В этот период происходит демонтаж союзных структур, осуществляемый при параллельном переходе к правилам игры, характерным для отношений независимых стран «при наличии третьих лиц или структур» (замещающих буферные формы), т. е., например, к уровню цен на газ, отталкивающемуся от «среднеевропейских» цен — при всех оговорках; к правилам торговли, осуществляемым в соответствии с принципами ВТО и пр. Напомню, что в 2007 г. состоялось два официальных визита высшего руководства России в Беларусь вне рамок «Союзного государства» — министра иностранных дел Сергея Иванова и президента В. Путина.
4. Остальное я изложу тезисно, оставив время для вопросов:
А. Переход к демонтажу союзных структур вовсе не означает, что мы больше никогда не услышим об очередных прорывах в интеграции, поскольку пока не приходится говорить, что белорусско-российские отношения утратили цикличность. Просто за медиа-всплесками интереса к «интеграции» следует различать действительное положение дел — «дозревание» суверенитетов, автономизацию экономических комплексов, переориентацию внешней торговли, формирование и отстаивание собственных интересов.
B. По мере достижения Союзным государством своих реальных целей, т. е. (мы удерживаем в уме, что СГ — э то буферная форма) по мере достижения определенного уровня государственной независимости Россией и Беларусью, контракт в виде Договора 1999 г. потребует замены на «контракт» более высокого уровня, в котором суверенитет, раздел сфер влияния, автономия стран в различных сферах будут прописаны более четко. Это может быть не один документ, а их обширная серия: соглашение о вступлении в ВТО, заключение какого-нибудь «большого энергоконтракта» с ЕС, заключение меморандума между ОДКБ и НАТО и т. д.
С. Буферная форма — это такая форма, в рамках которой возможно сохранять неясность относительно прав собственности, избегать различений на «твоё» и «моё», полагая нечто по умолчанию «единым», «общим», не называя его при этом и таковым, — все это позволяет избегать крупных конфликтов, хотя с течением времени генерировать мелкие конфликты и ссоры. «Буферная форма» определенным образом связана с местными представлениями о «транзите», поскольку именно в буферной зоне подобный транзит возможен.
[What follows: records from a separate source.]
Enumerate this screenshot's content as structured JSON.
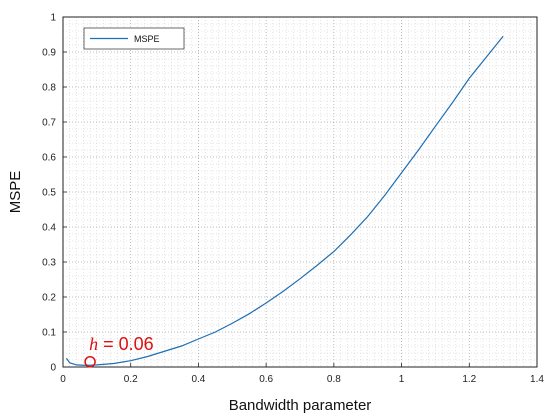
{
  "chart_data": {
    "type": "line",
    "xlabel": "Bandwidth parameter",
    "ylabel": "MSPE",
    "xlim": [
      0,
      1.4
    ],
    "ylim": [
      0,
      1
    ],
    "xticks": [
      "0",
      "0.2",
      "0.4",
      "0.6",
      "0.8",
      "1",
      "1.2",
      "1.4"
    ],
    "yticks": [
      "0",
      "0.1",
      "0.2",
      "0.3",
      "0.4",
      "0.5",
      "0.6",
      "0.7",
      "0.8",
      "0.9",
      "1"
    ],
    "grid": true,
    "legend_position": "top-left",
    "series": [
      {
        "name": "MSPE",
        "color": "#1f6fb4",
        "x": [
          0.01,
          0.02,
          0.04,
          0.06,
          0.08,
          0.1,
          0.15,
          0.2,
          0.25,
          0.3,
          0.35,
          0.4,
          0.45,
          0.5,
          0.55,
          0.6,
          0.65,
          0.7,
          0.75,
          0.8,
          0.85,
          0.9,
          0.95,
          1.0,
          1.05,
          1.1,
          1.15,
          1.2,
          1.25,
          1.3
        ],
        "y": [
          0.025,
          0.012,
          0.006,
          0.005,
          0.005,
          0.006,
          0.01,
          0.018,
          0.03,
          0.045,
          0.06,
          0.08,
          0.1,
          0.125,
          0.152,
          0.183,
          0.216,
          0.252,
          0.29,
          0.33,
          0.378,
          0.43,
          0.49,
          0.555,
          0.62,
          0.688,
          0.755,
          0.825,
          0.885,
          0.945
        ]
      }
    ],
    "annotation": {
      "symbol": "h",
      "text": " = 0.06",
      "x": 0.08,
      "y": 0.015,
      "color": "#e01010"
    }
  }
}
В текстах, который я предложила вам для ознакомления, содержится толкование транзитного статуса страны, который позволяет ей находиться в состоянии «транзита» или «перехода» какой-то длительный и, в общем, неопределенный срок. Это означает, что «транзитная» страна может в удобный для себя момент предстать как часть чего-то общего, а в другой момент — как самостоятельная и независимая. К примеру, во время «нефтяной войны» с Россией в начале 2007 г. Беларусь выступала как самостоятельная страна с собственным бюджетом (поэтому экспортные пошлины на нефтепродукты должны быть перечислены в белорусский бюджет), с другой же — как часть союзного государства, как часть материнской экономики (поэтому пошлины на экспорт нефти в Беларусь вводить в принципе недопустимо). Равным образом, экономические агенты могут выступать в качестве «российских» в случае, когда сбывают свою продукцию на российском рынке, но в то же время пользоваться защитным экраном государства, действуя на внутреннем рынке.
В настоящий момент «транзитный» потенциал Беларуси уверенно приближается к своему исчерпанию.